An essay entitled Violence & Civil Society by Nobel Laureate Professor Amartya Sen, a fellow and former master of Trinity College, Cambridge, addresses the basic issue of how to defuse tensions in a potentially violent, multicultural society: “The first challenge is to overcome confused and flammable readings of the world. While we human beings all have many affiliations – related to nationality, language, religion, profession, neighbourhood, social commitments and other connections – the cultivation of group violence proceeds through separating out one affiliation as someone’s only significant identity.
It is not just terrorists and other cultivators of group-based violence who champion this outlook. In the West those who see religious divisions as uniquely significant, who read conflict as an inevitable ‘clash of civilizations’, lend it support.”

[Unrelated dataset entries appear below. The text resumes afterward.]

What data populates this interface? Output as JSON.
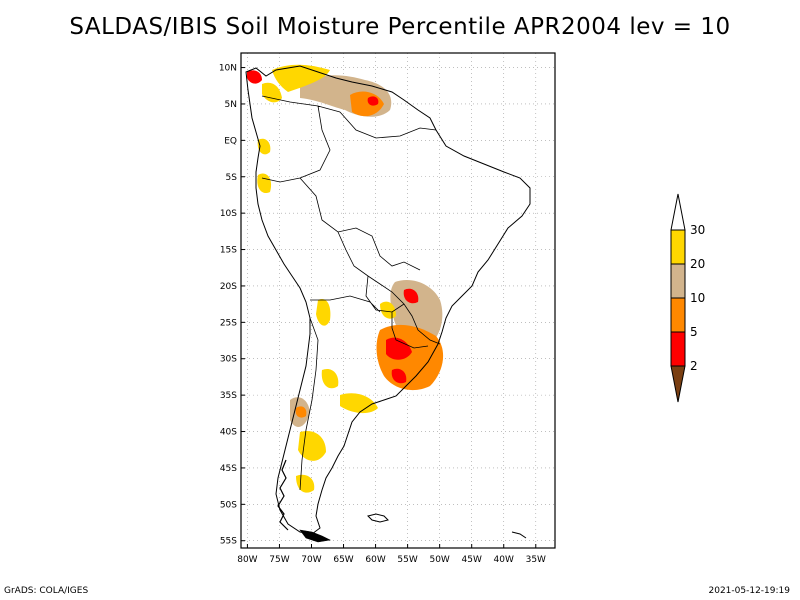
{
  "title": "SALDAS/IBIS Soil Moisture Percentile APR2004 lev = 10",
  "footer": {
    "left": "GrADS: COLA/IGES",
    "right": "2021-05-12-19:19"
  },
  "map": {
    "lon_range": [
      -81,
      -32
    ],
    "lat_range": [
      -56,
      12
    ],
    "lon_ticks": [
      {
        "value": -80,
        "label": "80W"
      },
      {
        "value": -75,
        "label": "75W"
      },
      {
        "value": -70,
        "label": "70W"
      },
      {
        "value": -65,
        "label": "65W"
      },
      {
        "value": -60,
        "label": "60W"
      },
      {
        "value": -55,
        "label": "55W"
      },
      {
        "value": -50,
        "label": "50W"
      },
      {
        "value": -45,
        "label": "45W"
      },
      {
        "value": -40,
        "label": "40W"
      },
      {
        "value": -35,
        "label": "35W"
      }
    ],
    "lat_ticks": [
      {
        "value": 10,
        "label": "10N"
      },
      {
        "value": 5,
        "label": "5N"
      },
      {
        "value": 0,
        "label": "EQ"
      },
      {
        "value": -5,
        "label": "5S"
      },
      {
        "value": -10,
        "label": "10S"
      },
      {
        "value": -15,
        "label": "15S"
      },
      {
        "value": -20,
        "label": "20S"
      },
      {
        "value": -25,
        "label": "25S"
      },
      {
        "value": -30,
        "label": "30S"
      },
      {
        "value": -35,
        "label": "35S"
      },
      {
        "value": -40,
        "label": "40S"
      },
      {
        "value": -45,
        "label": "45S"
      },
      {
        "value": -50,
        "label": "50S"
      },
      {
        "value": -55,
        "label": "55S"
      }
    ],
    "grid": true
  },
  "colorbar": {
    "classes": [
      {
        "range": "below 2",
        "color": "#7a3f12"
      },
      {
        "range": "2-5",
        "color": "#ff0000"
      },
      {
        "range": "5-10",
        "color": "#ff8800"
      },
      {
        "range": "10-20",
        "color": "#d2b48c"
      },
      {
        "range": "20-30",
        "color": "#ffd700"
      },
      {
        "range": "above 30",
        "color": "#ffffff"
      }
    ],
    "labels": [
      "2",
      "5",
      "10",
      "20",
      "30"
    ]
  }
}
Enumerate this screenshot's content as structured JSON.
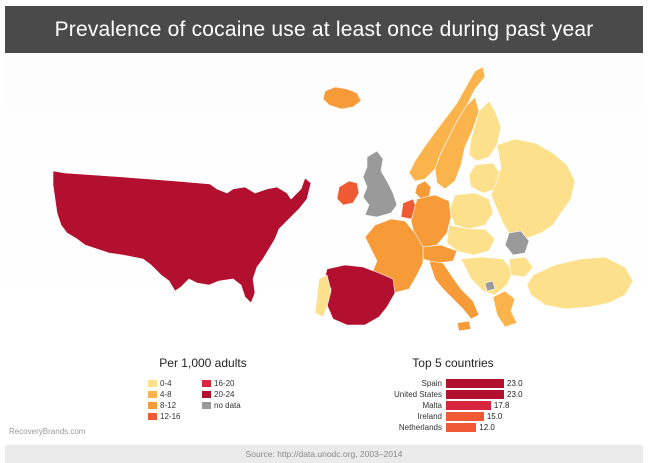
{
  "title": "Prevalence of cocaine use at least once during past year",
  "legend": {
    "title": "Per 1,000 adults",
    "items": [
      {
        "label": "0-4",
        "color": "#fde08c"
      },
      {
        "label": "16-20",
        "color": "#d7263d"
      },
      {
        "label": "4-8",
        "color": "#fbb44c"
      },
      {
        "label": "20-24",
        "color": "#b30f2e"
      },
      {
        "label": "8-12",
        "color": "#f79a38"
      },
      {
        "label": "no data",
        "color": "#9a9a9a"
      },
      {
        "label": "12-16",
        "color": "#ef5a34"
      }
    ]
  },
  "top5": {
    "title": "Top 5 countries",
    "max": 23.0,
    "rows": [
      {
        "name": "Spain",
        "value": "23.0",
        "num": 23.0,
        "color": "#b30f2e"
      },
      {
        "name": "United States",
        "value": "23.0",
        "num": 23.0,
        "color": "#b30f2e"
      },
      {
        "name": "Malta",
        "value": "17.8",
        "num": 17.8,
        "color": "#d7263d"
      },
      {
        "name": "Ireland",
        "value": "15.0",
        "num": 15.0,
        "color": "#ef5a34"
      },
      {
        "name": "Netherlands",
        "value": "12.0",
        "num": 12.0,
        "color": "#ef5a34"
      }
    ]
  },
  "brand": "RecoveryBrands.com",
  "source": "Source: http://data.unodc.org, 2003–2014"
}
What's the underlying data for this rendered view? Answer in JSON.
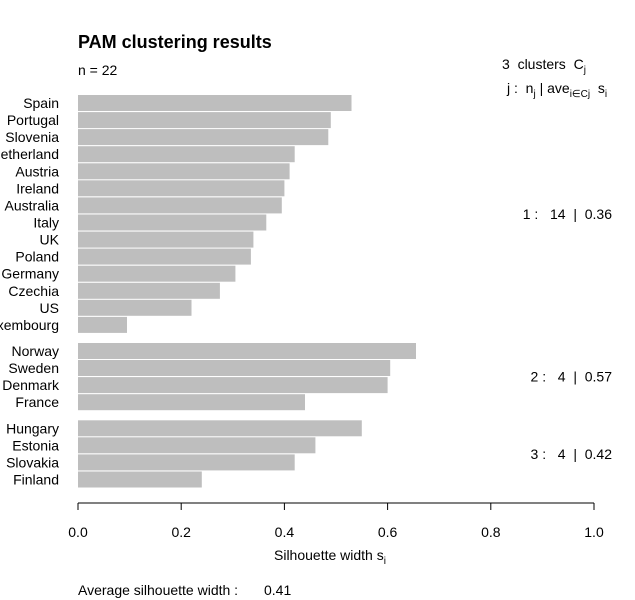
{
  "chart_data": {
    "type": "bar",
    "orientation": "horizontal",
    "title": "PAM clustering results",
    "subtitle": "n = 22",
    "xlabel_main": "Silhouette width s",
    "xlabel_sub": "i",
    "xlim": [
      0,
      1
    ],
    "xticks": [
      "0.0",
      "0.2",
      "0.4",
      "0.6",
      "0.8",
      "1.0"
    ],
    "bar_color": "#bebebe",
    "clusters": [
      {
        "id": "1",
        "n": "14",
        "ave": "0.36",
        "items": [
          {
            "label": "Spain",
            "value": 0.53
          },
          {
            "label": "Portugal",
            "value": 0.49
          },
          {
            "label": "Slovenia",
            "value": 0.485
          },
          {
            "label": "Netherland",
            "value": 0.42
          },
          {
            "label": "Austria",
            "value": 0.41
          },
          {
            "label": "Ireland",
            "value": 0.4
          },
          {
            "label": "Australia",
            "value": 0.395
          },
          {
            "label": "Italy",
            "value": 0.365
          },
          {
            "label": "UK",
            "value": 0.34
          },
          {
            "label": "Poland",
            "value": 0.335
          },
          {
            "label": "Germany",
            "value": 0.305
          },
          {
            "label": "Czechia",
            "value": 0.275
          },
          {
            "label": "US",
            "value": 0.22
          },
          {
            "label": "Luxembourg",
            "value": 0.095
          }
        ]
      },
      {
        "id": "2",
        "n": "4",
        "ave": "0.57",
        "items": [
          {
            "label": "Norway",
            "value": 0.655
          },
          {
            "label": "Sweden",
            "value": 0.605
          },
          {
            "label": "Denmark",
            "value": 0.6
          },
          {
            "label": "France",
            "value": 0.44
          }
        ]
      },
      {
        "id": "3",
        "n": "4",
        "ave": "0.42",
        "items": [
          {
            "label": "Hungary",
            "value": 0.55
          },
          {
            "label": "Estonia",
            "value": 0.46
          },
          {
            "label": "Slovakia",
            "value": 0.42
          },
          {
            "label": "Finland",
            "value": 0.24
          }
        ]
      }
    ],
    "average_label": "Average silhouette width :",
    "average_value": "0.41"
  }
}
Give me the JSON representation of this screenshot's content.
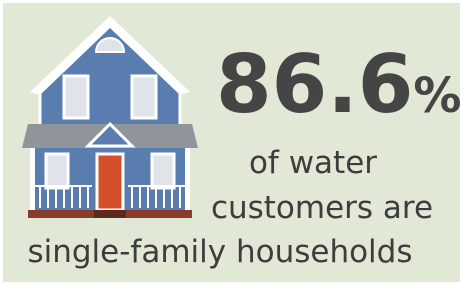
{
  "stat": {
    "value": "86.6",
    "unit": "%"
  },
  "lines": [
    "of water",
    "customers are",
    "single-family households"
  ]
}
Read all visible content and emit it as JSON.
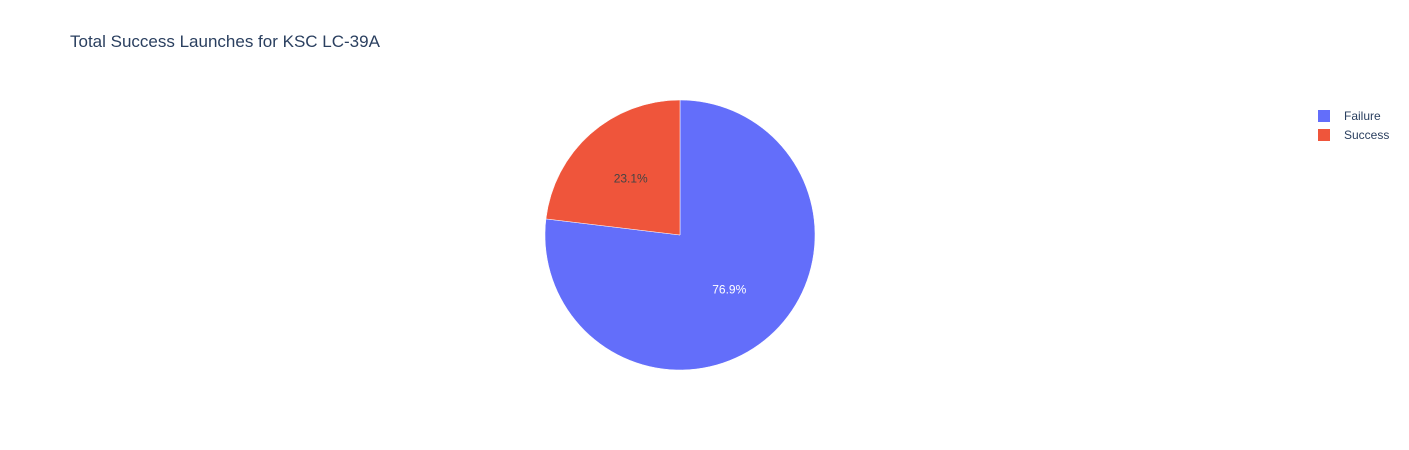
{
  "chart_data": {
    "type": "pie",
    "title": "Total Success Launches for KSC LC-39A",
    "labels": [
      "Failure",
      "Success"
    ],
    "values": [
      76.9,
      23.1
    ],
    "value_labels": [
      "76.9%",
      "23.1%"
    ],
    "colors": [
      "#636efa",
      "#ef553b"
    ],
    "label_colors": [
      "#ffffff",
      "#444444"
    ],
    "legend_placement": "top-right",
    "start_angle_degrees": 90,
    "direction": "clockwise"
  }
}
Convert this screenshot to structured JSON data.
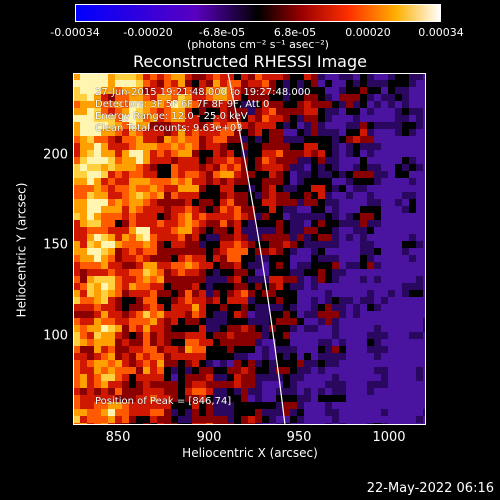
{
  "colorbar": {
    "ticks": [
      "-0.00034",
      "-0.00020",
      "-6.8e-05",
      "6.8e-05",
      "0.00020",
      "0.00034"
    ],
    "unit": "(photons cm⁻² s⁻¹ asec⁻²)",
    "range": [
      -0.00034,
      0.00034
    ]
  },
  "title": "Reconstructed RHESSI Image",
  "info": {
    "line1": "27-Jun-2015 19:21:48.000 to 19:27:48.000",
    "line2": "Detectors: 3F 5F 6F 7F 8F 9F, Att 0",
    "line3": "Energy Range: 12.0 - 25.0 keV",
    "line4": "Clean    Total counts: 9.63e+03",
    "peak": "Position of Peak = [846,74]"
  },
  "axes": {
    "xlabel": "Heliocentric X (arcsec)",
    "ylabel": "Heliocentric Y (arcsec)",
    "xticks": [
      "850",
      "900",
      "950",
      "1000"
    ],
    "yticks": [
      "200",
      "150",
      "100"
    ],
    "xlim": [
      827,
      1023
    ],
    "ylim": [
      48,
      243
    ]
  },
  "timestamp": "22-May-2022 06:16",
  "colors": {
    "background": "#000000",
    "text": "#ffffff",
    "limb_line": "#ffffff"
  }
}
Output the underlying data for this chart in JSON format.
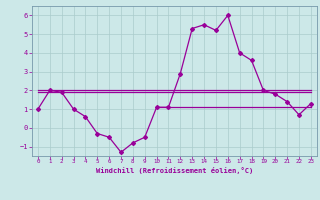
{
  "xlabel": "Windchill (Refroidissement éolien,°C)",
  "bg_color": "#cce8e8",
  "grid_color": "#aacccc",
  "line_color": "#990099",
  "xlim": [
    -0.5,
    23.5
  ],
  "ylim": [
    -1.5,
    6.5
  ],
  "xticks": [
    0,
    1,
    2,
    3,
    4,
    5,
    6,
    7,
    8,
    9,
    10,
    11,
    12,
    13,
    14,
    15,
    16,
    17,
    18,
    19,
    20,
    21,
    22,
    23
  ],
  "yticks": [
    -1,
    0,
    1,
    2,
    3,
    4,
    5,
    6
  ],
  "series1_x": [
    0,
    1,
    2,
    3,
    4,
    5,
    6,
    7,
    8,
    9,
    10,
    11,
    12,
    13,
    14,
    15,
    16,
    17,
    18,
    19,
    20,
    21,
    22,
    23
  ],
  "series1_y": [
    1,
    2,
    1.9,
    1,
    0.6,
    -0.3,
    -0.5,
    -1.3,
    -0.8,
    -0.5,
    1.1,
    1.1,
    2.9,
    5.3,
    5.5,
    5.2,
    6.0,
    4.0,
    3.6,
    2.0,
    1.8,
    1.4,
    0.7,
    1.3
  ],
  "hline1_x": [
    0,
    23
  ],
  "hline1_y": [
    2.0,
    2.0
  ],
  "hline2_x": [
    0,
    23
  ],
  "hline2_y": [
    1.9,
    1.9
  ],
  "hline3_x": [
    2,
    23
  ],
  "hline3_y": [
    1.9,
    1.9
  ],
  "hline4_x": [
    10,
    23
  ],
  "hline4_y": [
    1.1,
    1.1
  ]
}
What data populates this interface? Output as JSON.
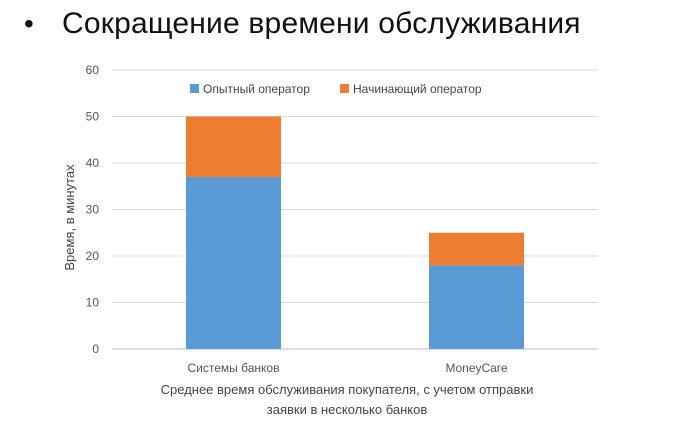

Can we talk about this? Yes, of course we can, but let’s bear in mind another of Professor Sen’s counsels to “resist the tempting shortcuts that claim to deliver insight through … single-minded concentration on one factor or another, ignoring other important features of an integrated character.” Newson is undoubtedly brave to take on such an emotionally complex subject as multiculturalism but it is not well served by his well-known confrontational manner; his stance will inflame, which is perhaps what he wants to do. Rather than thinking Can We Talk About This? has gone too far, however, it may be more accurate to suggest it has not gone far enough. At the end of his essay, Professor Sen quotes a remark by Proust: “Do not be afraid to go too far, for the truth lies beyond.”